To ensure the new system could function properly, `NewFusionSystem` should at least override the interface Init(), Fuse(), Name() defined in `base_fusion_system`. Init() is resposible for config loading, class member initialization, etc. And Fuse() will implement the basic logic of system. A concrete `NewFusionSystem.cc` example is shown：

```c++
namespace apollo {
namespace perception {
namespace fusion {

bool NewFusionSystem::Init(const FusionInitOptions& init_options) {
    /*
    Initialization of your system
    */
}

bool NewFusionSystem::Fuse(const FusionOptions& options,
                           const base::FrameConstPtr& sensor_frame,
                           std::vector<base::ObjectPtr>* fused_objects) {
    /*
    Implementation of your system
    */
}

std::string NewFusionSystem::Name() const {
    /*
    Return your system's name
    */
}

FUSION_REGISTER_FUSIONSYSTEM(NewFusionSystem); //register the new fusion_system

}  // namespace fusion
}  // namespace perception
}  // namespace apollo
```


## Add config and param proto file for `NewFusionSystem`

Follow the following steps to add config proto file for the new system:

1. Define a `proto` for the new system configurations according to the requirements of your algorithm.
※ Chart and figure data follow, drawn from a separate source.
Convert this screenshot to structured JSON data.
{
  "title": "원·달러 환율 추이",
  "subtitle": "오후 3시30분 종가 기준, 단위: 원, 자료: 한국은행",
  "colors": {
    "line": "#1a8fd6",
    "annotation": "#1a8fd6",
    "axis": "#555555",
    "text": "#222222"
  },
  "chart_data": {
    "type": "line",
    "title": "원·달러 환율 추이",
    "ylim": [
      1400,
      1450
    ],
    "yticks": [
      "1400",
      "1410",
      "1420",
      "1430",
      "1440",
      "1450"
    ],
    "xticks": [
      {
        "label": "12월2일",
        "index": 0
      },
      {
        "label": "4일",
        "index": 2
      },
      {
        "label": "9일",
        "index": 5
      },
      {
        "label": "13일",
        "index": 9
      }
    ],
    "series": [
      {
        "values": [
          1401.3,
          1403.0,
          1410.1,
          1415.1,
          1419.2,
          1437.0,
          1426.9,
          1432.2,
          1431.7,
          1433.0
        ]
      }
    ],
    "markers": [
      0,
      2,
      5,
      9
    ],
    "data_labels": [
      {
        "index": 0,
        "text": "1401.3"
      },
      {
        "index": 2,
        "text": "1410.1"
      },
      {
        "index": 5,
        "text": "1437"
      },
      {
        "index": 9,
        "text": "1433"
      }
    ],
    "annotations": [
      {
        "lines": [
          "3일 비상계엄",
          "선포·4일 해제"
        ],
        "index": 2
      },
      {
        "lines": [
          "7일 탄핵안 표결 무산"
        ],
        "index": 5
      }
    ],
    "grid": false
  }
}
As a reference， you can found and follow the `proto` definition of `probabilistic_fusion_config` at `modules/perception/proto/probabilistic_fusion_config.proto`

2. Once finishing your `proto`, for example `newfusionsystem_config.proto`, add the following content at the file header:

    ```protobuf
    syntax = "proto2";
    package apollo.perception.fusion;

    message NewFusionSystemConfig {
        double parameter1 = 1;
        int32 parameter2 = 2;
    }
    ```

3. Refer to `modules/perception/production/conf/perception/fusion/config_manager.config` and add your system path:

    ```protobuf
    model_config_path: "./conf/perception/fusion/modules/newfusionsystem.config"
    ```

4.  Refer to the `modules/probabilistic_fusion.config` in the same folder and create `newfusionsystem.config`:

    ```protobuf
    model_configs {
        # NewFusionSystem model.
        name: "NewFusionSystem"
        version: "1.0.0"
        string_params {
            name: "root_dir"
            value: "./data/perception/fusion/"
        }
        string_params {
            name: "config_file"
            value: "newfusionsystem.pt"
        }
    }
    ```

5. Refer to `probabilistic_fusion.pt` and create `newfusionsystem.pt` file at `modules/perception/production/data/perception/fusion/`：

    ```
    Note：The "*.pt" file should have the same format with the "proto" files defined in step 1，2.
    ```

## Update config file to put your system into effect

To use your new fusion system in Apollo，you need to modify the value of `fusion_method` to your system's name in `fusion_component_conf.pb.txt` located in corresponding folder in `modules/perception/production/data/perception/fusion/`

Once you finished the above modifications, you new fusion system should take effect in Apollo.